Albums

Nine Black Alps - Love/Hate

Tim Miller 04/11/2007

Rating: 3.5/5

Two albums in, and it's time to grow up for Nine Black Alps. Whereas their debut 'Everything Is' snarled and spat at the world regardless, 'Love/Hate' has taken a step back from the edge and considered things. Despite their roots being grounded in Manchester, the sunnier climes of Los Angeles have played a large part in the creation and production of this second album, and with it, Nine Black Alps move out of the shadows and, indeed, into the light.

Shorn of their darker past to some extent, 'Love/Hate' showcases the band growing into the nuances of their own music. It still rocks pretty hard in places, such as the QOTSA-tinged 'Heavier Than Water'; - not the only occasion when Josh Homme's homies are referenced here - all squalling guitars, put through numerous filters, and insistent rhythms. The single 'Burn Faster' dispatches lead guitars doodling in further feedback and an anthemic chorus, but it's a more rounded sound that emerges on 'Love/Hate', not least embodied in the mid-nineties rock of opening track 'Bitter End', with harmonious, jangly guitars and a smooth vocal in the Bryan Adams mould.

The songs are now more solid in structure, most finding time to indulge in a squeaky guitar solo, built on the grunge foundation of low-end guitars that continue to growl viciously, perhaps in protest at swinging through the somewhat straightforward songs. This is, no doubt, a subtle consequence of frontman Sam Forrest and the band's creative process blossoming on the West Coast: songs like 'Pet Hate' and 'Future Wife' pass through pleasant chord sequences akin to a similar laid-back approach to rock that Weezer had not too long ago.

Perhaps the high point, and defining moment, of the second album is 'Happiness and Satisfaction', a mellow and gorgeous tune that encompasses both a dissonant vocal line in the verse and a hopeful, yearning chorus of momentarily sublime songwriting. It displays Nine Black Alps' emigration into new territory; the extent to which Sam Forrest has succeeding in uprooting the band from their earlier path, and yet immediately after, the band retains that element of unhinged darkness, 'So In Love' sounding like the Gallagher brothers taking on Keith Flint and Liam Howlett in the tunnel from the latter's Firestarter video.

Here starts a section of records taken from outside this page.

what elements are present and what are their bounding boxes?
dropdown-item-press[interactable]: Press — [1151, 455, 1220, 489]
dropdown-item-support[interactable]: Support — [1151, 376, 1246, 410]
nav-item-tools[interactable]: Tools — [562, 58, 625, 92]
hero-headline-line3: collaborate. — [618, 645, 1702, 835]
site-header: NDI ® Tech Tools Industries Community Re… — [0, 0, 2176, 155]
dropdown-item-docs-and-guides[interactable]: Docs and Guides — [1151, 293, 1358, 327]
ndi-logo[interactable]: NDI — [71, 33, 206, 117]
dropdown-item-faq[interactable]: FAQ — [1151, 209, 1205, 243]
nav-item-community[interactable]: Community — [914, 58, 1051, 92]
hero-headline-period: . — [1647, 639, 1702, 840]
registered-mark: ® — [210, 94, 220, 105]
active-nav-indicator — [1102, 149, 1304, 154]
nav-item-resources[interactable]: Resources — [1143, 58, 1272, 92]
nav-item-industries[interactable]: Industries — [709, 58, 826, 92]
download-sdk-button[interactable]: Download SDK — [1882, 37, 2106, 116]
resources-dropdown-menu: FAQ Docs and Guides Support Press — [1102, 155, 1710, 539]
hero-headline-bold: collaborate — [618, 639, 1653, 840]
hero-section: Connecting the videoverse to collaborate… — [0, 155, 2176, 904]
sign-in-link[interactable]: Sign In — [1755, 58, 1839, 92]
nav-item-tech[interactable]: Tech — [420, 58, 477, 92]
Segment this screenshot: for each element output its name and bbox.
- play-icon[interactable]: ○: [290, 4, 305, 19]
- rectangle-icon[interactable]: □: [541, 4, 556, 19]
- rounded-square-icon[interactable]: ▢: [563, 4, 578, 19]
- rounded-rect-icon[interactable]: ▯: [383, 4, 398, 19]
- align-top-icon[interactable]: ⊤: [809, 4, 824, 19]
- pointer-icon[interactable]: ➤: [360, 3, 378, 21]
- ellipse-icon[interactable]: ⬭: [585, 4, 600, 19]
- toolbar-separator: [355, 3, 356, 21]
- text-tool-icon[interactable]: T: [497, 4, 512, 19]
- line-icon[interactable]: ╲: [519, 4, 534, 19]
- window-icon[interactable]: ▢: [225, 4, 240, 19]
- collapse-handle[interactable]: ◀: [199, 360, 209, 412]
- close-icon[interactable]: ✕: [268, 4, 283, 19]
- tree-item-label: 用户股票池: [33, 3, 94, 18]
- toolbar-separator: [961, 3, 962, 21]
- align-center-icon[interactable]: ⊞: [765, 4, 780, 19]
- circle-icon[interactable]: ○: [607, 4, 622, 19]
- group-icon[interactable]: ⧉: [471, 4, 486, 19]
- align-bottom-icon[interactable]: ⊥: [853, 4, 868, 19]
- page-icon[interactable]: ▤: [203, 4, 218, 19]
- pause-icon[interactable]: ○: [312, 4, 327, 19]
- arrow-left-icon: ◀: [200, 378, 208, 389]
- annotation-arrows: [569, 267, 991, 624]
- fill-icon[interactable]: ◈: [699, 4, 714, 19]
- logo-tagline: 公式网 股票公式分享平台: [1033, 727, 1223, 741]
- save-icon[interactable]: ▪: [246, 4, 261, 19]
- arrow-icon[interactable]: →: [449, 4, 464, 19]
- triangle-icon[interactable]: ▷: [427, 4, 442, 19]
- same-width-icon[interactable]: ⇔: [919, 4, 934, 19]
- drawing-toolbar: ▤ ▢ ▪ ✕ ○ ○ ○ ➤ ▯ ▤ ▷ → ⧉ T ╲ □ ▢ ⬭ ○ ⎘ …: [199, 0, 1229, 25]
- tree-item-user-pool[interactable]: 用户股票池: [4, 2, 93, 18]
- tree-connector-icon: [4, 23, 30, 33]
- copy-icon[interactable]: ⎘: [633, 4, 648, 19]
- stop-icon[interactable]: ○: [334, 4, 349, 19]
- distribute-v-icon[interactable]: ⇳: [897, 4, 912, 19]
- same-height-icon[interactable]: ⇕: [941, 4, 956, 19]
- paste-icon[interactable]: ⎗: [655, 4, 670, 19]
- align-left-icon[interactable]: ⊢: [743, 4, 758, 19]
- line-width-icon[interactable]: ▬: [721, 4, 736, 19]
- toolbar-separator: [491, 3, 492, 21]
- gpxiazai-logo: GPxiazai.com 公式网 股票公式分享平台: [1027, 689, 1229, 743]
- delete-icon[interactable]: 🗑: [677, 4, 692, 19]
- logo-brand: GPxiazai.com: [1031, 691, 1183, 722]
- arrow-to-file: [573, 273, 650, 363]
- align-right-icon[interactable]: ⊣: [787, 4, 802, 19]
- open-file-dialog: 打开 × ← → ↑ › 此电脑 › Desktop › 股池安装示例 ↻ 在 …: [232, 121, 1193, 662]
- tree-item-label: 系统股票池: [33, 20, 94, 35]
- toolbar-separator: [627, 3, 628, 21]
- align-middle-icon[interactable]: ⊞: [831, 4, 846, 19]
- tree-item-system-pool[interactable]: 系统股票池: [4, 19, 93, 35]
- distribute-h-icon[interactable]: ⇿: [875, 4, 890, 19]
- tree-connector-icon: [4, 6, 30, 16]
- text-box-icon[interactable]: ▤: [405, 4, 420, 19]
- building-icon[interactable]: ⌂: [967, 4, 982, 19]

Where it is a minor departure from their previous sound, then, it is also something of a maturity. Nine Black Alps have lost some of their black-tinted heart - though not for one moment forgotten - in favour of a heavily credible rock sound that still, at times, emits their simmering, characteristic violence. It's a concrete rock offering; and in so successfully finding such a satisfying middle ground, Nine Black Alps' second album is unlikely to divide listeners into the extremes suggested by the title.